CT examination protocol
CT examinations were performed using a multidetector scanner without the use of contrast medium for enhancement. Image raw data were collected by the Somatom Sensation 64 scanner (SIEMENS, Germany). The tube voltage used was 120 KV and the tube current was set to automatic. The pitch was 1.375 and the slice thickness was 5mm.

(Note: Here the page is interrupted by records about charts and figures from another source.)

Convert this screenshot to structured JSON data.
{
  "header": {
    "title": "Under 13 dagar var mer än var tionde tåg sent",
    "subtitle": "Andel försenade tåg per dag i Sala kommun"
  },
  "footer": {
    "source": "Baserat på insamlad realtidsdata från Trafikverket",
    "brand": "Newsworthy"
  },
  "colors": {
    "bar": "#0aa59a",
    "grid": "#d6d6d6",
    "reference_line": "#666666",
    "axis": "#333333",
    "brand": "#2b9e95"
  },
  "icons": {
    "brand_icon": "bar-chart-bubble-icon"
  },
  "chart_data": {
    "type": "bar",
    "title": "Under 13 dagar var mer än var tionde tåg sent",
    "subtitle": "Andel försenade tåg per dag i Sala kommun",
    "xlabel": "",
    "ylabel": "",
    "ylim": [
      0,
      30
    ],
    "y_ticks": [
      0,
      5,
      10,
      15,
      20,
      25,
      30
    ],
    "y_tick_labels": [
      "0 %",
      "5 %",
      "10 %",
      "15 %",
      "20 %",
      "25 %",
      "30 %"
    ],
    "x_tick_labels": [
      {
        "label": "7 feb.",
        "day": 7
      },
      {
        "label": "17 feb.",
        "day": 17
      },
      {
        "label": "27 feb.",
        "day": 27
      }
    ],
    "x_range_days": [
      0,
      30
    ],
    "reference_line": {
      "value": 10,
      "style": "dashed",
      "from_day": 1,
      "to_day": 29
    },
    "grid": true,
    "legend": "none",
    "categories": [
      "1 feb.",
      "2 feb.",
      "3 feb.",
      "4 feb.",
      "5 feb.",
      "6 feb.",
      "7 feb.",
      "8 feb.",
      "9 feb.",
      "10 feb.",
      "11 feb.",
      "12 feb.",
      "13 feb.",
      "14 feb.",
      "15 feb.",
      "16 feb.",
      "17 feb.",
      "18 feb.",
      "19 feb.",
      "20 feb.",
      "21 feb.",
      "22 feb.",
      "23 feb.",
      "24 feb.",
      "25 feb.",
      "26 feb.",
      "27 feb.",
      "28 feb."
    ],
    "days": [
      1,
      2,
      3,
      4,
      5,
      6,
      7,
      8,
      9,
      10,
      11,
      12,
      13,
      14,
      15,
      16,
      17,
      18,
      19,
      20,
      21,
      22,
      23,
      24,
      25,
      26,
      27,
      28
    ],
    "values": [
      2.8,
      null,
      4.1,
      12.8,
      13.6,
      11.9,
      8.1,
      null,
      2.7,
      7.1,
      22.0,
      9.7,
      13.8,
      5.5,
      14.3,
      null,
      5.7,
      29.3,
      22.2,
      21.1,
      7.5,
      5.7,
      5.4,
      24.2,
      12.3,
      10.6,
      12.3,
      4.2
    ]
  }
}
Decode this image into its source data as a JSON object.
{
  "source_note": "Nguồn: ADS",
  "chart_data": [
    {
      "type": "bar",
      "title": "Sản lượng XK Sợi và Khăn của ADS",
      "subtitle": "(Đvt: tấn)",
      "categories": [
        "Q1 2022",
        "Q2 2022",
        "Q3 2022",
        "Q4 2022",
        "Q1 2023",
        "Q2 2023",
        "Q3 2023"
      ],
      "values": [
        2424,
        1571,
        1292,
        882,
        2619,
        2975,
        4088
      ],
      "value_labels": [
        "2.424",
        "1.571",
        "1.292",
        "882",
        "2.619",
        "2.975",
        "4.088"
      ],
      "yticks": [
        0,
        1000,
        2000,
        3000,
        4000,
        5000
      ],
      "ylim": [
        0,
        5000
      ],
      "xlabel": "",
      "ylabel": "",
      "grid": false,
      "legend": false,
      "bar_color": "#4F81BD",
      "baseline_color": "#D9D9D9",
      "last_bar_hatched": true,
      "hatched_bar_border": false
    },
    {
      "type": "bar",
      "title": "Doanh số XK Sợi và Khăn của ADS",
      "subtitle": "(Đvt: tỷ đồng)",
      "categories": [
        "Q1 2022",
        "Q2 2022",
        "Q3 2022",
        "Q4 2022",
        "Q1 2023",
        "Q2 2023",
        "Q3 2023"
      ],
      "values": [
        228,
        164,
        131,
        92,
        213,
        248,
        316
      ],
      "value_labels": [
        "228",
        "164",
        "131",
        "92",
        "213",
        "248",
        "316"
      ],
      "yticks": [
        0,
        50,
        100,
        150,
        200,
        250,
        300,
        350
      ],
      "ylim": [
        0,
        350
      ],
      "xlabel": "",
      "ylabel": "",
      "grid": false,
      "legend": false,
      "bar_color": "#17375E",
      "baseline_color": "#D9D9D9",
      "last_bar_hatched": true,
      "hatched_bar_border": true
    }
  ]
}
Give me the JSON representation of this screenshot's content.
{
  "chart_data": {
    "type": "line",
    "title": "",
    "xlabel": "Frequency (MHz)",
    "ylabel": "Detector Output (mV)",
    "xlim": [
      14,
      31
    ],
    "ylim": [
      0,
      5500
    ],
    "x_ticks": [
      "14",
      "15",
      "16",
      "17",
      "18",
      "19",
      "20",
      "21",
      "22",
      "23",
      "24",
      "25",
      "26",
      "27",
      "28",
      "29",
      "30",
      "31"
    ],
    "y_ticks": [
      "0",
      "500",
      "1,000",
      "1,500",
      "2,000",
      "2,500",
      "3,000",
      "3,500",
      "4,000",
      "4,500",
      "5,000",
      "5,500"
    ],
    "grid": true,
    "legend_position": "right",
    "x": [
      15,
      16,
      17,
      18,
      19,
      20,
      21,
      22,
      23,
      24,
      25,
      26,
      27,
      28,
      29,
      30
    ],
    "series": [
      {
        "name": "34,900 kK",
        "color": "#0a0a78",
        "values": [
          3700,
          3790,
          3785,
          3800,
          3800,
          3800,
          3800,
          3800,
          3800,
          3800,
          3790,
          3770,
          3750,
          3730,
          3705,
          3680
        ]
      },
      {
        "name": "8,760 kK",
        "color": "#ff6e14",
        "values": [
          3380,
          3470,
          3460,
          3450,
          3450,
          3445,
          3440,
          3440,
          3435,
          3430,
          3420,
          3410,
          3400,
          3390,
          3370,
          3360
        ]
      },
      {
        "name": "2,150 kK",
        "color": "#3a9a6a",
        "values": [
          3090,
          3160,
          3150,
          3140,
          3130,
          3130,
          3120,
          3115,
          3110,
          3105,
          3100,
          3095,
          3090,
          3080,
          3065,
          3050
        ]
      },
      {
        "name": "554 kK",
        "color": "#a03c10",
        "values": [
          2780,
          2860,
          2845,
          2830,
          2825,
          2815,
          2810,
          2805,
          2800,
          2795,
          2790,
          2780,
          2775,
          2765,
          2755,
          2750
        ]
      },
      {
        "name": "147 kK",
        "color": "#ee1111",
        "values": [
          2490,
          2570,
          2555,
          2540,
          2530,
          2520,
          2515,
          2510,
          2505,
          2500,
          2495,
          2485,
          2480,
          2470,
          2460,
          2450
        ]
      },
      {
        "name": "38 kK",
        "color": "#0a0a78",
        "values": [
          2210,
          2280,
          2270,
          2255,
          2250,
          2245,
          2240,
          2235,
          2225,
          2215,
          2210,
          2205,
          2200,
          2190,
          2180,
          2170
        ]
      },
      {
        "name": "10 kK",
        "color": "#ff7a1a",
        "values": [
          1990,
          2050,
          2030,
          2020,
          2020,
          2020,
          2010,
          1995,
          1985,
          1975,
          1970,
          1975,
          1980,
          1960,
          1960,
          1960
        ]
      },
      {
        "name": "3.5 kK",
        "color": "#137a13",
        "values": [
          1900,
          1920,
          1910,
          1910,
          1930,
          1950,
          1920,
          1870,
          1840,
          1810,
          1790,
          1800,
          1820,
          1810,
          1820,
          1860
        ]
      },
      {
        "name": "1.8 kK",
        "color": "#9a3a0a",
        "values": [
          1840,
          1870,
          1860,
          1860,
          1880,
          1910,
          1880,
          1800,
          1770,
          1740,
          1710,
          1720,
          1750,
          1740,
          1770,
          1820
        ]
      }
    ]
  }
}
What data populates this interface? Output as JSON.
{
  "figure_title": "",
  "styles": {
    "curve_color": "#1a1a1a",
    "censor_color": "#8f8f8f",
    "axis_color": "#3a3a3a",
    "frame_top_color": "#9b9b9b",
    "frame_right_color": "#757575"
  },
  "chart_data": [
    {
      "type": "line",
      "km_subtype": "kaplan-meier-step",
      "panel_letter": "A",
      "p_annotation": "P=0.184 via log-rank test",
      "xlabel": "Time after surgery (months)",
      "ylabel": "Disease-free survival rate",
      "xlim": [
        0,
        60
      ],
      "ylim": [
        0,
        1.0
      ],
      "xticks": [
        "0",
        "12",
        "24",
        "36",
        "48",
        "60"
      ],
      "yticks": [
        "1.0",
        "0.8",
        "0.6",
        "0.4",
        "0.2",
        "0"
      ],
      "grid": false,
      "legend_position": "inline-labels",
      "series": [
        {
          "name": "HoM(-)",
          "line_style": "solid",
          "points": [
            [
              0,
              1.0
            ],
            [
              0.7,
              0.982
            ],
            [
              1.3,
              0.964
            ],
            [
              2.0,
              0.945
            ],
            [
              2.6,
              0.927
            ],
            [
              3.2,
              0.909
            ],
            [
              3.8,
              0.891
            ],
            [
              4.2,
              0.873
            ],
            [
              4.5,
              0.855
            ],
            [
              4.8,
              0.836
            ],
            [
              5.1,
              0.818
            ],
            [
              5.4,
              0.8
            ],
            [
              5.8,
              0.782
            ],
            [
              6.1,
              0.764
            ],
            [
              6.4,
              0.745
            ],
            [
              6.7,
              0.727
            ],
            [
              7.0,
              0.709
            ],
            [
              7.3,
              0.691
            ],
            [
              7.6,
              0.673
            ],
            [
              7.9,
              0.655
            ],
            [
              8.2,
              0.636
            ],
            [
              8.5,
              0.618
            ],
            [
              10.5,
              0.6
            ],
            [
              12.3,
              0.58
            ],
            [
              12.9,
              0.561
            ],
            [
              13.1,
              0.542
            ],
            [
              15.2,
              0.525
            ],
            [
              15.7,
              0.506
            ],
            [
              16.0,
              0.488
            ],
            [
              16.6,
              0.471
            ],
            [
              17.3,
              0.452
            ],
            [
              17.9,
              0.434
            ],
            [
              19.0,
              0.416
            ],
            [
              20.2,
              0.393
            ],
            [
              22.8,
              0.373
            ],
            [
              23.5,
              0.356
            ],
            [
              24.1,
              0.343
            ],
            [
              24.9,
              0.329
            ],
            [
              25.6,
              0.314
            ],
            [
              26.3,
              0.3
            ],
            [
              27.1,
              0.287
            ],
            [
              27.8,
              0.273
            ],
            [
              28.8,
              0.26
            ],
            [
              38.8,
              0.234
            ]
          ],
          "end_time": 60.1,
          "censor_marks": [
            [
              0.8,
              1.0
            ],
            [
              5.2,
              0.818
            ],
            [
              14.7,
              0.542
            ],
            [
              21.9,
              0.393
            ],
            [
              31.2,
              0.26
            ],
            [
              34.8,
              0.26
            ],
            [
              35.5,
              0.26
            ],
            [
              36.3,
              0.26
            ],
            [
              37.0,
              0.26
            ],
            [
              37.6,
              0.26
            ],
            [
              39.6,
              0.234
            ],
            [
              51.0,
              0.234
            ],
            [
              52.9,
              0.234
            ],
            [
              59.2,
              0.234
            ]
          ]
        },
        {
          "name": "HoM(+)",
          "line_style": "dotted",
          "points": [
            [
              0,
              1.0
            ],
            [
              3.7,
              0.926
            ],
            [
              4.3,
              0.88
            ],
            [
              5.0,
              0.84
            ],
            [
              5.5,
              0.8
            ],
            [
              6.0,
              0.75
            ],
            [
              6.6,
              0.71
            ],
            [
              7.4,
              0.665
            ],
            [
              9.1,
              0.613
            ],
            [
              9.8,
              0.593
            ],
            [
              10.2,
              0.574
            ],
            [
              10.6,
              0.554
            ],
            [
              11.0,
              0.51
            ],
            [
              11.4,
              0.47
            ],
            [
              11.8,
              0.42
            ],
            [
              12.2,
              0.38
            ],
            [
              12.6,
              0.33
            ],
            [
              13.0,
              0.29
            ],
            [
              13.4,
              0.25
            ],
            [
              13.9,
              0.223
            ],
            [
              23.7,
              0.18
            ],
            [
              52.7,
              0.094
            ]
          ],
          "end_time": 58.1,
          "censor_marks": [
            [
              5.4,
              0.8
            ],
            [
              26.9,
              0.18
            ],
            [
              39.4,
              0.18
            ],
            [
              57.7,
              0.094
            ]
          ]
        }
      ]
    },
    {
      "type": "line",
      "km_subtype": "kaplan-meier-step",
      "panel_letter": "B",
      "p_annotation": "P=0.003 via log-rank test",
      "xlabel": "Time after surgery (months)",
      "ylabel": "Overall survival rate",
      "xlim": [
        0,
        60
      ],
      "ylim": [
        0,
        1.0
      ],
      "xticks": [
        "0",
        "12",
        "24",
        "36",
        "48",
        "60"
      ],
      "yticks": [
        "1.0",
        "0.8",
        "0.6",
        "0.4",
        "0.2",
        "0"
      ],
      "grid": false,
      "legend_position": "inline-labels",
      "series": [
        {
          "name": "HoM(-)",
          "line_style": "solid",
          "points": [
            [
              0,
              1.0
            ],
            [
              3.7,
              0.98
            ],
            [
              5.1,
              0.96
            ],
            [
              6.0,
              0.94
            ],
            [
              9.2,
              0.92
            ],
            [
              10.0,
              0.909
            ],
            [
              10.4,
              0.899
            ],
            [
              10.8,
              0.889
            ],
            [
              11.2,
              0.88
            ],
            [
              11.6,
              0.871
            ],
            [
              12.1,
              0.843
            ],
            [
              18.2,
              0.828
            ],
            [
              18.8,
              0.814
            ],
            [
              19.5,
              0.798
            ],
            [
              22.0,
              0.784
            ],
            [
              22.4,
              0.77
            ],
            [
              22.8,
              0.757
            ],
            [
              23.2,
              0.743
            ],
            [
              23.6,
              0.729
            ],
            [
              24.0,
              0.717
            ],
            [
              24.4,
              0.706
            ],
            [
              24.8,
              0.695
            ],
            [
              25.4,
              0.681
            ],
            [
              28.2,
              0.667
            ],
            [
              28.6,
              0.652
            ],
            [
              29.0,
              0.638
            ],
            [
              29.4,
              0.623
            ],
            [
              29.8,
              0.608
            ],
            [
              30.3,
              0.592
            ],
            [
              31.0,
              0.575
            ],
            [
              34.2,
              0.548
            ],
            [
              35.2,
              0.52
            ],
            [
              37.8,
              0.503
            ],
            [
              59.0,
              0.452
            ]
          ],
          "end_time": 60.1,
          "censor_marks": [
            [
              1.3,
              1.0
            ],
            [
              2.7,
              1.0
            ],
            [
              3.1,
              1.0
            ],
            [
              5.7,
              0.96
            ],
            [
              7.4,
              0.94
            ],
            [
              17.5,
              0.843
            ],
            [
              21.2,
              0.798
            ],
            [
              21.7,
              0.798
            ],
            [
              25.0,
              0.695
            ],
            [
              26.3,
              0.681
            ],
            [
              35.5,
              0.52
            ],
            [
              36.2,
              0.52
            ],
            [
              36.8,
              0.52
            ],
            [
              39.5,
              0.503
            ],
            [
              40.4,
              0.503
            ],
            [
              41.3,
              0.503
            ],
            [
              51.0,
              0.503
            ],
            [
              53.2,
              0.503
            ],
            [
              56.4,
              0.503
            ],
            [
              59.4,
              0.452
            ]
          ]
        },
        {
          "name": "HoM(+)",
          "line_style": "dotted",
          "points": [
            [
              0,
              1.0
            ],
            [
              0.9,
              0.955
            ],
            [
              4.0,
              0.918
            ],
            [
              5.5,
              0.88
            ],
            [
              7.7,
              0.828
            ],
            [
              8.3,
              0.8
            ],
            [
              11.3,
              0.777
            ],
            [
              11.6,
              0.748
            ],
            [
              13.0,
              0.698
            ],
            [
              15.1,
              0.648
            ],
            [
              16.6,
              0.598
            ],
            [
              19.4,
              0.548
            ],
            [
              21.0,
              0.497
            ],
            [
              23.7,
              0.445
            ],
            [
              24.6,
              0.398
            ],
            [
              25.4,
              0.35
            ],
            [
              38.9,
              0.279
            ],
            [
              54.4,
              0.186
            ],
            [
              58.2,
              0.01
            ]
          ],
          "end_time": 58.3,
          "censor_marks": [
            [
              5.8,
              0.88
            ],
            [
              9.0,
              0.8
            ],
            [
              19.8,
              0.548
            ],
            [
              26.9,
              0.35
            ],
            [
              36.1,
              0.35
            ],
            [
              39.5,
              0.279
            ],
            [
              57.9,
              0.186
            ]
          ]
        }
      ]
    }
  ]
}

All cases used the classic filtered back projection method with a soft tissue kernel of B20 and a lung kernel of B60. In all patients, a spiral acquisition was obtained from the apex to the bottom of the lungs at the stage of end inspiratory hold breathing. Coronal and sagittal multiplanar reconstructions were also available in all cases. The raw data were concluded into a 250-330 mm field of view and a 512×512 reconstruction matrix. The data were then downloaded, saved as DICOM files, and made available for analysis.
Imaging analysis
The CT scan data were analyzed by 3D slicer software[12] (version 5.0.3, http://www.slicer.org/ ) to estimate the affected lung area (GGO + consolidation + other patterns). The DICOM files were imported into a dedicated medical imaging software that includes a semi-automated segmentation algorithm for lung segmentation. Two senior doctors reviewed the results independently, without access to patients’ clinical information such as therapy or primary disease. In case of discrepancies, consensus was reached after consulting to another senior radiologist, and the results were saved as regions of interest (ROI) for quantitative analysis. Chest CT scans measured the density of the pulmonary voxel within ROI in Hounsfield units (HUs). Depending on the range of HU, ROI was divided into ground-glass opacity (GGO) regions (-500HU to -100HU), consolidations (-100HU to 100HU), and others (aerated lung: <-500HU, etc. ). Volumetric analysis and/or visualization in 3D Slicer via the Lung CT Analyzer project (https://github.com/rbumm/SlicerLungCTAnalyzer/ ) were performed. The total lung and affected volumes were estimated by reconstructing each marked slice using Lung CT Analyzer, a plug-in integrated into 3D Slicer[13]. (Data processing procedure was shown in Fig. 1).